Julien Lourau

C'est un peu le Peter Pan du sax jazz en France. Poussant toujours plus loin l'exploration de la musique, ce musicien soufflant de 30 ans accompagné de son "gang" virevolte des musiques rock à l'Afrique en passant par l'Europe centrale et toujours ce vieux fond jazz qui (qu'on) lui colle à la peau. Car appelons un scat, un scat : ce saxophoniste ténor est plus près des rythmes ternaires de Miles Davis ou de Michael Brecker que des bêlements fiévreux de Lara Fabian… Mais même chez les orthodoxes du swing bien tempéré son jazz peu académique arrive à faire se hérisser quelques poils…

"Je respecte l'avis de ces gens-là. Je continue de lire leurs articles dans les mensuels spécialisés mais ce n'est pas cela qui va m'empêcher de faire la musique que je veux" assène le lauréat des Victoires du jazz 99. Or donc, voilà que le disciple de John Lurie & The Lounge Lizards, l'ancien pensionnaire de l'Orchestre National de Jazz (promotion Laurent Cugny), l'un des partenaires privilégiés de la grande Abbey Lincoln a décidé de donner un nouveau tour à sa musique. Après deux albums groove, le voici qui au bout de sept ans de jazz funk bien orchestré renouvelle son personnel et embauche de nouveaux musiciens pour un tournant trip hop.

 

 

"La sortie de l'album est prévue pour mars.. Ce sera quelque chose de beaucoup plus électrique que ce que j'ai fait auparavant" annonce t-il avec une impatience non dissimulée. "'Il faut dire que depuis que je suis allé vivre à Londres, j'avais envie de me diriger vers des sonorités, une musique plus actuelle. D'utiliser ces sons-là. J'allais pas mal aux soirées drum'n bass du Blue Note, Metal Heads, les soirées indiennes où des mecs comme Talvin Singh mélangent techno et musique indienne, les sons garage et house, qui m'ont bien plus. J'ai beaucoup écouté les travaux de Frédéric Galliano où il a fait faire pas mal de remix sur son label Frikywa avec Nahawa Doumbia, une sorte de James Brown féminin. Remarquable. Du coup dans le groupe, ça devient quelque chose basé sur les mêmes rythmes sauf que c'est le batteur qui joue les rythmes drum'n bass. Il peut très bien jouer jazz par-dessus une rythmique house ou garage. De plus les DJs avec qui je tourne depuis presque un an peuvent lancer toutes sortes de boucles par-dessus".

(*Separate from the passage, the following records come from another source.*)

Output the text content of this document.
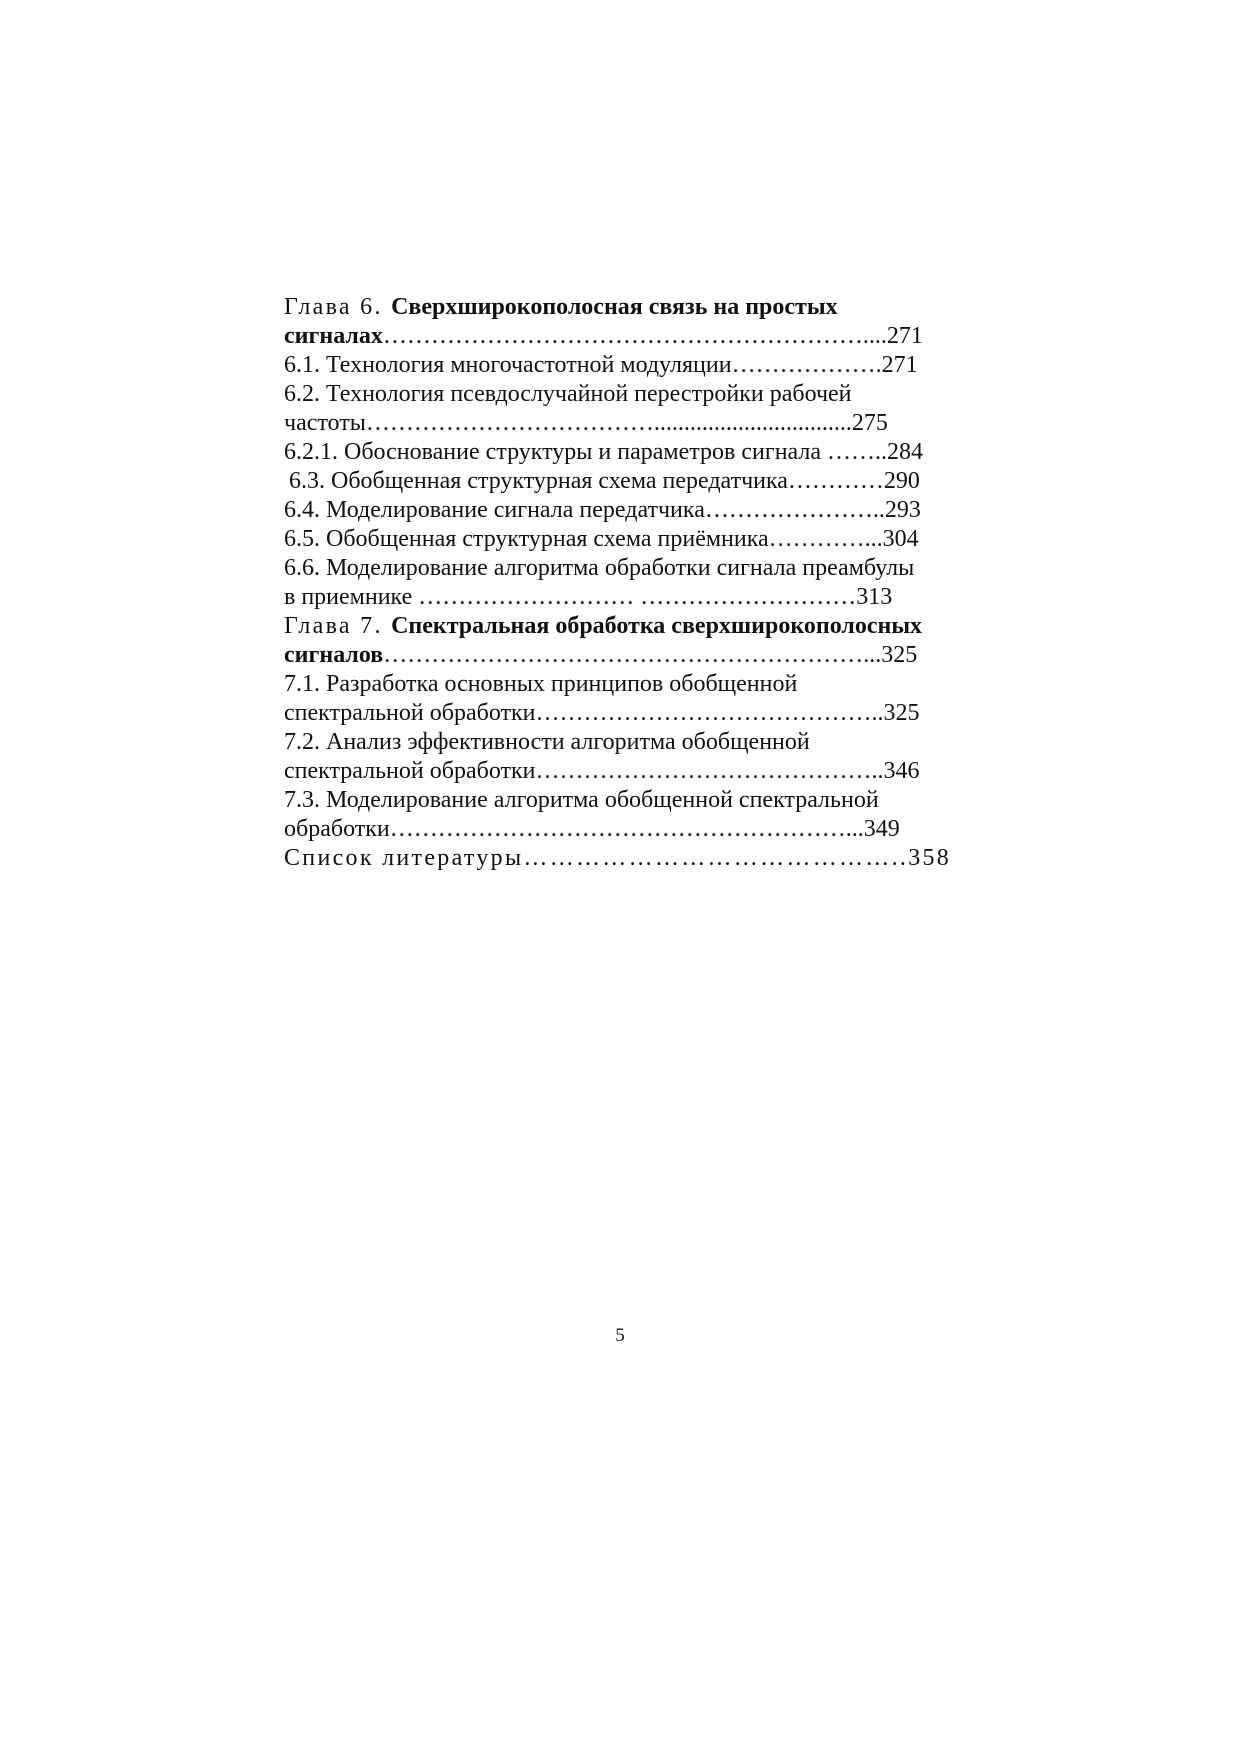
Глава 6. Сверхширокополосная связь на простых
сигналах……………………………………………………....271
6.1. Технология многочастотной модуляции……………….271
6.2. Технология псевдослучайной перестройки рабочей
частоты……………………………….................................275
6.2.1. Обоснование структуры и параметров сигнала ……..284
6.3. Обобщенная структурная схема передатчика…………290
6.4. Моделирование сигнала передатчика…………………..293
6.5. Обобщенная структурная схема приёмника…………...304
6.6. Моделирование алгоритма обработки сигнала преамбулы
в приемнике ……………………… ………………………313
Глава 7. Спектральная обработка сверхширокополосных
сигналов……………………………………………………...325
7.1. Разработка основных принципов обобщенной
спектральной обработки……………………………………..325
7.2. Анализ эффективности алгоритма обобщенной
спектральной обработки……………………………………..346
7.3. Моделирование алгоритма обобщенной спектральной
обработки…………………………………………………...349
Список литературы……………………………………..358
5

Lourau ne renie pas pour autant l'aspect ethnique qui a toujours figuré en incrustation dans sa musique, du quartet bosniaque de Bojan Z aux rythmes asymétriques à son propre groupe en passant par les expérimentations africaines du violoncelliste Vincent Courtois. "En 1992", se souvient-il, "je suis allé au Kenya, au Burundi, au Soudan et au Rwanda avec Vincent. Et je suis retourné au festival de St Louis au Sénégal, il y a deux ans. L'impression et les attentes par rapport à cette expérience étaient très fortes. Ce fut vraiment un truc qui m'a ressourcé et qui m'a fait commencer le Groove Gang. J'ai monté le groupe en rentrant de cette première tournée de janvier 92."

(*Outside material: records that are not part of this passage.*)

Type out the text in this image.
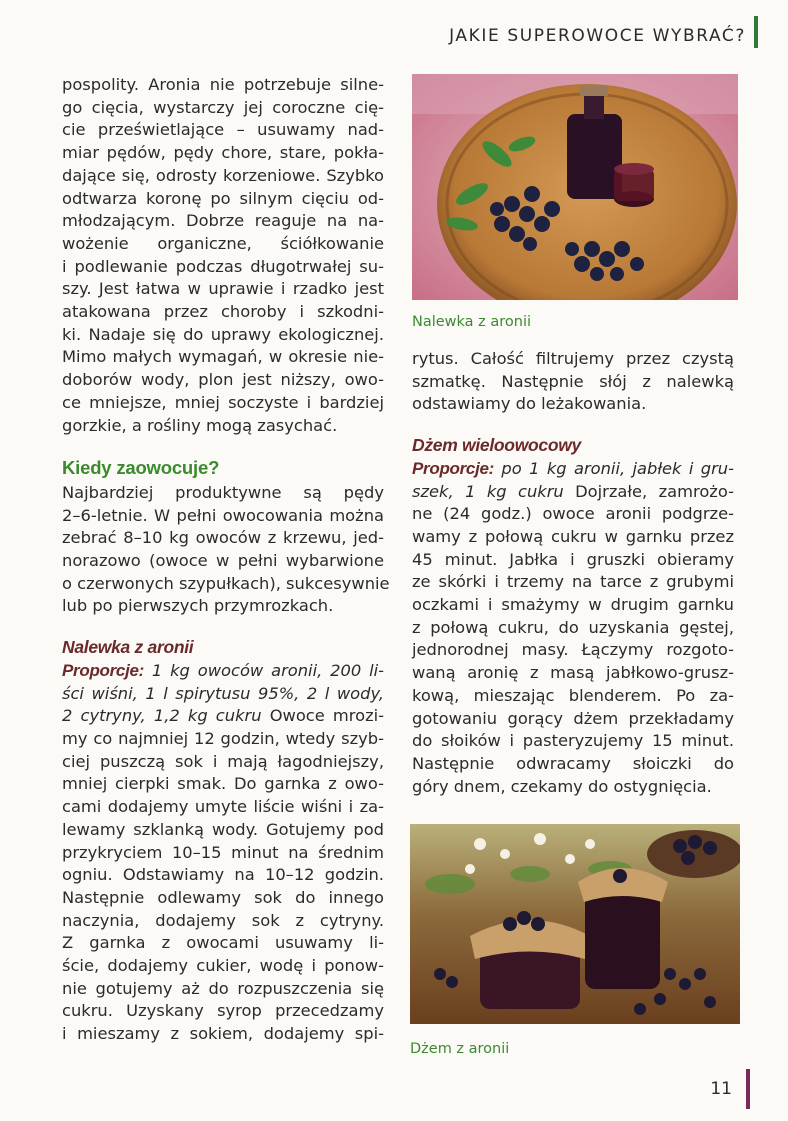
JAKIE SUPEROWOCE WYBRAĆ?

pospolity. Aronia nie potrzebuje silne-

go cięcia, wystarczy jej coroczne cię-

cie prześwietlające – usuwamy nad-

miar pędów, pędy chore, stare, pokła-

dające się, odrosty korzeniowe. Szybko

odtwarza koronę po silnym cięciu od-

młodzającym. Dobrze reaguje na na-

wożenie organiczne, ściółkowanie

i podlewanie podczas długotrwałej su-

szy. Jest łatwa w uprawie i rzadko jest

atakowana przez choroby i szkodni-

ki. Nadaje się do uprawy ekologicznej.

Mimo małych wymagań, w okresie nie-

doborów wody, plon jest niższy, owo-

ce mniejsze, mniej soczyste i bardziej

gorzkie, a rośliny mogą zasychać.

Kiedy zaowocuje?

Najbardziej produktywne są pędy

2–6-letnie. W pełni owocowania można

zebrać 8–10 kg owoców z krzewu, jed-

norazowo (owoce w pełni wybarwione

o czerwonych szypułkach), sukcesywnie

lub po pierwszych przymrozkach.

Nalewka z aronii

Proporcje: 1 kg owoców aronii, 200 li-

ści wiśni, 1 l spirytusu 95%, 2 l wody,

2 cytryny, 1,2 kg cukru Owoce mrozi-

my co najmniej 12 godzin, wtedy szyb-

ciej puszczą sok i mają łagodniejszy,

mniej cierpki smak. Do garnka z owo-

cami dodajemy umyte liście wiśni i za-

lewamy szklanką wody. Gotujemy pod

przykryciem 10–15 minut na średnim

ogniu. Odstawiamy na 10–12 godzin.

Następnie odlewamy sok do innego

naczynia, dodajemy sok z cytryny.

Z garnka z owocami usuwamy li-

ście, dodajemy cukier, wodę i ponow-

nie gotujemy aż do rozpuszczenia się

cukru. Uzyskany syrop przecedzamy

i mieszamy z sokiem, dodajemy spi-

Nalewka z aronii

rytus. Całość filtrujemy przez czystą

szmatkę. Następnie słój z nalewką

odstawiamy do leżakowania.

Dżem wieloowocowy

Proporcje: po 1 kg aronii, jabłek i gru-

szek, 1 kg cukru Dojrzałe, zamrożo-

ne (24 godz.) owoce aronii podgrze-

wamy z połową cukru w garnku przez

45 minut. Jabłka i gruszki obieramy

ze skórki i trzemy na tarce z grubymi

oczkami i smażymy w drugim garnku

z połową cukru, do uzyskania gęstej,

jednorodnej masy. Łączymy rozgoto-

waną aronię z masą jabłkowo-grusz-

kową, mieszając blenderem. Po za-

gotowaniu gorący dżem przekładamy

do słoików i pasteryzujemy 15 minut.

Następnie odwracamy słoiczki do

góry dnem, czekamy do ostygnięcia.

Dżem z aronii
11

Et l'amateur de Fela Kuti et de Salif Keita de s'étonner…"Paradoxalement, la culture afro-américaine au niveau du jazz n'est pas vraiment connue en Afrique. J'ai vu des musiciens camerounais jouer de la siko à fond la caisse, à des rythmes incroyables ! Mais au niveau du swing, je n'ai pas rencontré de musicien batteur ou bassiste qui avait ce sens-là du rythme. Je pense que c'est avant tout un problème de diffusion parce qu'en Afrique ce n'est pas facile de trouver des cassettes ou encore des disques".

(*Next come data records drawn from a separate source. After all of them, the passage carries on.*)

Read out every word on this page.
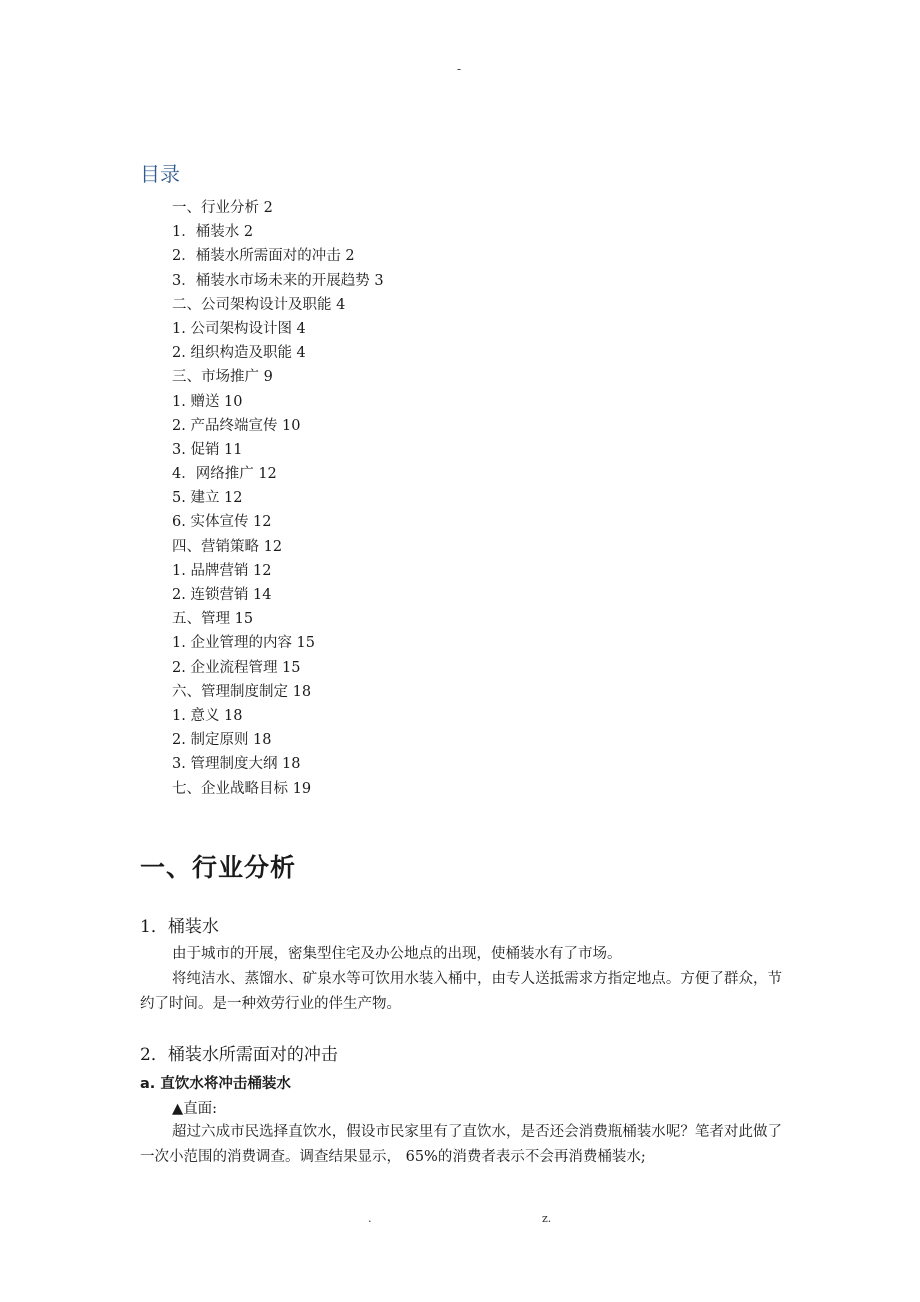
-
目录
一、行业分析 2
1．桶装水 2
2．桶装水所需面对的冲击 2
3．桶装水市场未来的开展趋势 3
二、公司架构设计及职能 4
1. 公司架构设计图 4
2. 组织构造及职能 4
三、市场推广 9
1. 赠送 10
2. 产品终端宣传 10
3. 促销 11
4．网络推广 12
5. 建立 12
6. 实体宣传 12
四、营销策略 12
1. 品牌营销 12
2. 连锁营销 14
五、管理 15
1. 企业管理的内容 15
2. 企业流程管理 15
六、管理制度制定 18
1. 意义 18
2. 制定原则 18
3. 管理制度大纲 18
七、企业战略目标 19
一、行业分析
1．桶装水

由于城市的开展，密集型住宅及办公地点的出现，使桶装水有了市场。

将纯洁水、蒸馏水、矿泉水等可饮用水装入桶中，由专人送抵需求方指定地点。方便了群众，节约了时间。是一种效劳行业的伴生产物。

2．桶装水所需面对的冲击
a. 直饮水将冲击桶装水

▲直面:

超过六成市民选择直饮水，假设市民家里有了直饮水，是否还会消费瓶桶装水呢？笔者对此做了一次小范围的消费调查。调查结果显示， 65%的消费者表示不会再消费桶装水;

.	z.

Alors, Julien Lourau prend son sax de pèlerin et va prêcher la bonne parole et son groove festif de Conakry à Lagos, de Ouaga à Abuja. La tournée africaine à peine achevée, le voila qui se dirige vers l'Amérique centrale où on pourra l'entendre le 27 novembre à San Salvador et le 30 au Théâtre national de San José au Costa Rica. "Au niveau musical toute l'Amérique latine est assez splendide. Haïti m'a particulièrement impressionné avec ce double aspect caribéen et african-roots. C'était étonnant de découvrir cette source africaine très authentique, presque inaltérée, aussi loin du continent."